Está encorvada, con las manos sobre las rodillas. Se endereza despacio y se pone en camino hacia el colegio tan rápido como puede. Entra directamente en su aula e intenta calmarse. Cuando llega el primer estudiante, ya ha dejado de temblar. A primera hora de la tarde, casi lo ha olvidado.

Al concluir la jornada lectiva vendrá un representante de la Asociación de Psicólogos de Islandia, la APSI, a explicar al claustro de profesores cómo tienen que preparar a los alumnos. La experiencia demuestra que lo mejor es quitar importancia al examen, mostrarles que no es nada del otro mundo. Pero, eso sí, los alumnos tienen que tener muy claro cómo va a ser, y tomárselo muy en serio.

—¿Y cómo tenemos que presentarlo? ¿Como un regalito? —dice Húnbogi abriendo los brazos como si, piensa Vetur, estuviera a punto de alzar las manos al cielo sin llegar a ha­cerlo.

El psicólogo ladea la cabeza y piensa.

—No —dice con tranquilidad—. Como un regalito, no. Pero cuanto más nos acercamos al referéndum, más chicos están perdiendo el sueño por la angustia. Y quizá ni siquiera los adultos en sus casas consiguen hacerse una idea de lo que significa la obligación de marcado, y no se dan cuenta de que tienen junto a ellos a sus hijos, que son como esponjas que absorben la tensión y la incertidumbre de las escasas in­formaciones que escuchan. Por eso creemos que es preciso hablar de «evaluación del grado de identificación» para individuos menores de dieciocho años. No de examen de empatía. No queremos que los chicos tengan la sensación de que es algo en lo que pueden suspender. No vamos a marcar a nadie.

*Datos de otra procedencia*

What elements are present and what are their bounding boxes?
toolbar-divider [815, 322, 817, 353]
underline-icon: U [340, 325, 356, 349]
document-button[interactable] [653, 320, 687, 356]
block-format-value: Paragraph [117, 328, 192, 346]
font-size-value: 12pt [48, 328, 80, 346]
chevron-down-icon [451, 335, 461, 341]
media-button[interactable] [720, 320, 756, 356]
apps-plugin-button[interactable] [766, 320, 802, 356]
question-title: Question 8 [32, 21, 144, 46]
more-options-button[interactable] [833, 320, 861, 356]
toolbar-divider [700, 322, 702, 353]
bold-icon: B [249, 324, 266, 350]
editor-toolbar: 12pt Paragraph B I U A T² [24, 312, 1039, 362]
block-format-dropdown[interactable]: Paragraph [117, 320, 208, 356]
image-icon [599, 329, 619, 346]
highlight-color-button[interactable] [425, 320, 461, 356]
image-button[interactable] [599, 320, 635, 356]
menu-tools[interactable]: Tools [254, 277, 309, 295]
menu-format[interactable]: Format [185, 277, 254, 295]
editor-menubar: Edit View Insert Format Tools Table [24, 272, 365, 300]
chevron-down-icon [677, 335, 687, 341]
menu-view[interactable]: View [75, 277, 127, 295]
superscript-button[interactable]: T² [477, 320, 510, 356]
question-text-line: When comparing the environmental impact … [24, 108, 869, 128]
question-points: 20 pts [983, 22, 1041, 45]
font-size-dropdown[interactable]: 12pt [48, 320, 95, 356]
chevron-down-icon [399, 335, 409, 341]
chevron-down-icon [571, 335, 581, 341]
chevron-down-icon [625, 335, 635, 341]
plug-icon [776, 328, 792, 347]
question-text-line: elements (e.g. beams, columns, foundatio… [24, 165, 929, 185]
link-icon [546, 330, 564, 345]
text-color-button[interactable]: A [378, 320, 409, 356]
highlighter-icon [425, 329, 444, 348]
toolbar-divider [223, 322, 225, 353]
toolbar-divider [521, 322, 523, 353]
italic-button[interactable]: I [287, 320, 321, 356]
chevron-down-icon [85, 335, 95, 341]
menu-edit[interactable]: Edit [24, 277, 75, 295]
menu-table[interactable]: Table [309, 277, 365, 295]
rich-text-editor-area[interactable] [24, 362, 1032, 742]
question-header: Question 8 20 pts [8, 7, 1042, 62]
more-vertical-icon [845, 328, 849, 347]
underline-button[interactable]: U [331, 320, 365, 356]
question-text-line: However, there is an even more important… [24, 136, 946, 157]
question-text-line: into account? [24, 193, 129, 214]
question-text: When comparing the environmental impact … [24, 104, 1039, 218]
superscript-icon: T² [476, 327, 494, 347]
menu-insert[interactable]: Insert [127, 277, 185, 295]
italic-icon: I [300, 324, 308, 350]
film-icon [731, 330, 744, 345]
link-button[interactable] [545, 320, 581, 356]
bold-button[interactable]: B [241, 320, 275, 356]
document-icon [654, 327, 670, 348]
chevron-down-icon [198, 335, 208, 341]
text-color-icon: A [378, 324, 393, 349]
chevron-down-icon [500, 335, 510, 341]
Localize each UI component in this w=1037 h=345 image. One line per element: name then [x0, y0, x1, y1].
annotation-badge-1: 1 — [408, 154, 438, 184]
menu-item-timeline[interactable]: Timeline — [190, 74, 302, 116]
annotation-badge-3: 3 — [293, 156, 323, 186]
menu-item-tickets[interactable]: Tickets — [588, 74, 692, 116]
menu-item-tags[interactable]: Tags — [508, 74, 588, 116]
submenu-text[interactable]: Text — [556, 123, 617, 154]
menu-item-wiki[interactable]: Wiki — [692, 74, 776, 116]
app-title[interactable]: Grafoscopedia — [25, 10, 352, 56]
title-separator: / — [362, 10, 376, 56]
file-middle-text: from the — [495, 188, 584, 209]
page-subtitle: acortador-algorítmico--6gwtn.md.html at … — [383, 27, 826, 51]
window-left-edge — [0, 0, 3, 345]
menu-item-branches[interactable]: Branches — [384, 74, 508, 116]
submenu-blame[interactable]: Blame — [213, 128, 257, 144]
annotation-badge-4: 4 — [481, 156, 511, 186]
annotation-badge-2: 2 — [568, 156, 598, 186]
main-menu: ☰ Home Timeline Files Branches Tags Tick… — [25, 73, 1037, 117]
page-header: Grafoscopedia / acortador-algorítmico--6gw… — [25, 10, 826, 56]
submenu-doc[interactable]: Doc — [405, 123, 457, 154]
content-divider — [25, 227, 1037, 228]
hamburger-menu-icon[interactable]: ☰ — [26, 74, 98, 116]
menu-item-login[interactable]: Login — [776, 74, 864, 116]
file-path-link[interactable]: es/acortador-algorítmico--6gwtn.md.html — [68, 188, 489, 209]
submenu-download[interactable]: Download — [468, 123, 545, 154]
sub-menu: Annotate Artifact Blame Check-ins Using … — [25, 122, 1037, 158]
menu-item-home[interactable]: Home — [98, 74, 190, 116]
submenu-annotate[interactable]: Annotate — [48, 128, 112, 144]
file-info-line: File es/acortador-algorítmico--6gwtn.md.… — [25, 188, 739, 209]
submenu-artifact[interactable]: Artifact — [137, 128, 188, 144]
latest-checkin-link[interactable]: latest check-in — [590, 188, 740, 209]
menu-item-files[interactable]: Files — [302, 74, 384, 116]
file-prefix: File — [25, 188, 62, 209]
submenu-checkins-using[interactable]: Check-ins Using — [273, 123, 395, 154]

El delegado, Ólafur Tandri, no será mucho mayor que ella, andará por los treinta y tantos. Aparece con frecuencia en las noticias como responsable de la APSI. El director del colegio solicitó expresamente que fuera él quien acudiera. Ella comprende por qué goza de tan buena fama en este campo. Hay algo modesto en él, claro. Como una casa construida sobre piedra firme. Y no sobre arena, como las demás.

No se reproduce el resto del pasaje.